Öğrenci Topluluğu ve Ders Notları

Öğrenciler Platformu

REKLAM ALANI

22 Nisan 2017 Cumartesi

Kâtip Çelebi (1609 - 1657)



Kâtip Çelebi (1609 - 1657)

Şubat 1609’da İstanbul’da doğmuştur. Asıl adı Mustafa’dır. 14 yaşına kadar özel eğitim gören Kâtip Çelebi, 1623’te Anadolu Muhasebesi Kalemi’ne girmiştir. IV. Murad döneminde (1624 -1640) girişilen Doğu seferlerine kâtib olarak katılmıştır. 1635’te İstanbul’a dönerek kendisini tümüyle okuyup yazmaya vermiştir. Dönemin ünlü bilginlerinin derslerine katılarak medrese öğrenimindeki eksikliklerini gidermiştir. Tarihten tıbba, coğrafyadan astronomiye kadar geniş bir ilgi alanı olan Kâtip Çelebi, aynı zamanda zengin bir kitaplığın da sahibidir. 1645’te sırası geldiği hâlde yükselemediği için kalemdeki görevinden ayrılmıştır. 1648’de Takvimü’t-Tevarih adlı eseri dolayısıyla şeyhülislam Abdürrahim Efendi aracılığıyla kalemde ikinci halifeliğe getirilmiştir. Bundan sonra da öğrenme ve öğretme yolundaki çabalarını sürdüren Kâtip Çelebi, peş peşe eserler vermeye başlamıştır. Telif ve çeviri olarak yirmiyi aşkın kitap yazmıştır. En önemlileri tarih, coğrafya ve bibliyografya alanındadır.

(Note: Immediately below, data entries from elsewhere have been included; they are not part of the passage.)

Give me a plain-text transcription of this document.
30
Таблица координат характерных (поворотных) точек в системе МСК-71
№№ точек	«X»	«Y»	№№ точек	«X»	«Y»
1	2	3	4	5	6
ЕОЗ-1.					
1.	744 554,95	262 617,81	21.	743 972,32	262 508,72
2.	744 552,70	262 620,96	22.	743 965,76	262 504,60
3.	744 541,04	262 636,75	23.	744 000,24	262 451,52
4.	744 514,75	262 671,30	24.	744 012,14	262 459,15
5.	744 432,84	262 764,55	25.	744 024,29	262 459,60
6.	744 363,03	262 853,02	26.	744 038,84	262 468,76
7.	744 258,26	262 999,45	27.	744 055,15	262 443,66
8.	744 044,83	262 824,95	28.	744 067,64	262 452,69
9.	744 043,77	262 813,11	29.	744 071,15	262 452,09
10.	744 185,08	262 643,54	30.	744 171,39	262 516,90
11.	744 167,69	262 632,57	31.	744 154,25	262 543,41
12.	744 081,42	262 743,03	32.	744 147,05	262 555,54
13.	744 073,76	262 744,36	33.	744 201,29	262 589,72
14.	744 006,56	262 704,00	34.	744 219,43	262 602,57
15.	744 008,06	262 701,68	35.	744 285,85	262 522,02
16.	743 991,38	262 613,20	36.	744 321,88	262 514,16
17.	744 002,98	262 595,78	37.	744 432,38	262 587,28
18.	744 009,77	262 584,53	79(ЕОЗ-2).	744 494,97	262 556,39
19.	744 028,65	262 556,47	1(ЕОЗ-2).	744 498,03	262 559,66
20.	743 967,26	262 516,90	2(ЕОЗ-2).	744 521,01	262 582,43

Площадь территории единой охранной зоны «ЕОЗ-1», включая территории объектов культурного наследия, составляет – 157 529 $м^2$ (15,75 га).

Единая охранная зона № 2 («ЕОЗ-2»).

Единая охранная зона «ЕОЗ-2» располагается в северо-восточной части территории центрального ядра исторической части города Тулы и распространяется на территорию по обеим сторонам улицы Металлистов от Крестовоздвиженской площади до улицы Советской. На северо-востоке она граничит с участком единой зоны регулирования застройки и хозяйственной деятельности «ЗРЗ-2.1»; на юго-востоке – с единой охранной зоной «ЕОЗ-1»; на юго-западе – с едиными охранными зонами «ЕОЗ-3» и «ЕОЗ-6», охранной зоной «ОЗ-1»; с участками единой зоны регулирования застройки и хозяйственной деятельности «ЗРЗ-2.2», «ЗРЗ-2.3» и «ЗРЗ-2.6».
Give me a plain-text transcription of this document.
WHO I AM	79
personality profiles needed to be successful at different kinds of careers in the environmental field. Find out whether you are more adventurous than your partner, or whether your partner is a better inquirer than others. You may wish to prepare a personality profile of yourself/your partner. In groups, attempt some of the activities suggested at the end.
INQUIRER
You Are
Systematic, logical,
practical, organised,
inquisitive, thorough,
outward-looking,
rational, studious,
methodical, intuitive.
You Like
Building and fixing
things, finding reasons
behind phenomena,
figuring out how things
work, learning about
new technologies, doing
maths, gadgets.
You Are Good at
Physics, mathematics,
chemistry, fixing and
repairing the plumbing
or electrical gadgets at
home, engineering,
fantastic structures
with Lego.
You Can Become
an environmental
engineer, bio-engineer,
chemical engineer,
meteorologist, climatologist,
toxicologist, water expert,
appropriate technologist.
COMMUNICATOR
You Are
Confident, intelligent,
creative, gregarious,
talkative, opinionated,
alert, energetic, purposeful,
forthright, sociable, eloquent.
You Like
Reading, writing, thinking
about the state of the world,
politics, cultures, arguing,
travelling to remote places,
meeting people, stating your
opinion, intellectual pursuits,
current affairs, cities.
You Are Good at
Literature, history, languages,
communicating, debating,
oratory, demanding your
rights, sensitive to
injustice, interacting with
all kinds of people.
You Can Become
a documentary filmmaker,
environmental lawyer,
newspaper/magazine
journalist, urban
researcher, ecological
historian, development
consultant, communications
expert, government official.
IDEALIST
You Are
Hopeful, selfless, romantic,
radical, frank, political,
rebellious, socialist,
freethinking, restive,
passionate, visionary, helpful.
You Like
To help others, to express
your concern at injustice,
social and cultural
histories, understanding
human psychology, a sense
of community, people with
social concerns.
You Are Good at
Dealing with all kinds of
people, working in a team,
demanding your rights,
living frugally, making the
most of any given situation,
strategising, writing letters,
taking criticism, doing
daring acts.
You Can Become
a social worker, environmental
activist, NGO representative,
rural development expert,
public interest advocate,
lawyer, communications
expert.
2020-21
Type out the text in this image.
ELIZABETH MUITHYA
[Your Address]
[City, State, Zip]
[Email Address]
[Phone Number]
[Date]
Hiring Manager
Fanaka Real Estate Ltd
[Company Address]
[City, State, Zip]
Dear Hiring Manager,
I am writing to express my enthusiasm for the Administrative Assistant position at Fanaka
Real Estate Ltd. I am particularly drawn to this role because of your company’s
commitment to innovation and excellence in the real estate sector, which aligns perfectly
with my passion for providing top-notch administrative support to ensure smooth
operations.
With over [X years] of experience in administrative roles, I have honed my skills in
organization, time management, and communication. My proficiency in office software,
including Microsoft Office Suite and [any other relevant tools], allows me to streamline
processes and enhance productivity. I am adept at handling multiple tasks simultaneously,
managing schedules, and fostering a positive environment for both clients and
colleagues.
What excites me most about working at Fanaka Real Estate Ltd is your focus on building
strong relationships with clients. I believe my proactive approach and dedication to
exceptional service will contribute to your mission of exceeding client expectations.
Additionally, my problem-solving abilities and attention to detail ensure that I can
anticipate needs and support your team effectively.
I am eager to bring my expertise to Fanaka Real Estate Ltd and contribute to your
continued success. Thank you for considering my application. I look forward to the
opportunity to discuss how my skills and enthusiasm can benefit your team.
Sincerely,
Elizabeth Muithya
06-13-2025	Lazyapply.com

Tarih alanındaki eserlerinin ilki, 1642’de tamamladığı Arapça Fezleke’dir. (Fezleketi Akvâlü’l-Ahyâr fi İlmi’t- Tarih ve’l-Ahbar). Dört bölümden oluşan kitapta tarihin anlamı, konusu ve yararı anlatıldıktan sonra bu alandaki temel kitapların bir bibliyografyası verilmiş, ardından da klasik İslam tarihçiliğine uygun olarak dünyanın yaratılışından 1639’a dek kurulan devletler ve meydana gelen önemli olaylar kısaca sıralanmıştır. Arapça Fezleke’nin devamı niteliğindeki Türkçe Fezleke 1591- 1654 arasındaki olayları anlatan bir Osmanlı tarihidir. Olayların kronolojik sıralamasının ardından her yılın sonunda o yıl içerisinde ölen devlet adamları ve bilginlerin yaşam öykülerinden ve eserlerinden de kısaca söz eder. Takvimü’t-Tevarih ise, Âdem Peygamber’den 1648’e kadar geçen tarihsel olayların bir kronolojisidir.

En tanınmış eserlerinden olan Tuhfetü’l-Kibar fi Esfari’l- Bihar’da kuruluş döneminden 1656’ya kadar Osmanlı denizciliğinin bir tarihçesi yanında Osmanlı donanmasının, tersane ve bahriye örgütünün işleyişini anlatır, kaptan-ı deryaların yaşam öykülerini verir. Sonunda da son zamanlarda denizlerde uğranılan başarısızlıkları giderme yolundaki öğütlerini sıralar.



Coğrafi kitapların en önemlisi olan Cihannüma Osmanlı coğrafyacılığında yeni bir çığır açmıştır. Kâtib Çelebi’nin Batı’da tanınan en ünlü eseri Keşfü’z-Zünun’dur. Arapça bir bibliyografya sözlüğü olan kitapta 14.500 kitap ve risalenin adı ve yazarı verilir. Bilim tasnifine göre ve alfabetik olarak düzenlenmiş olan kitap, yirmi yılda tamamlanmıştır. Son kitabı olan Mizanü’l-Hakk fi İhtiyari’l-Ahak’ta da dönemin din bilgilerinin tartıştıkları çeşitli konular hakkında düşüncelerini açıklar. Karşıt düşüncelere hoşgörüyle bakılmasını öğütler.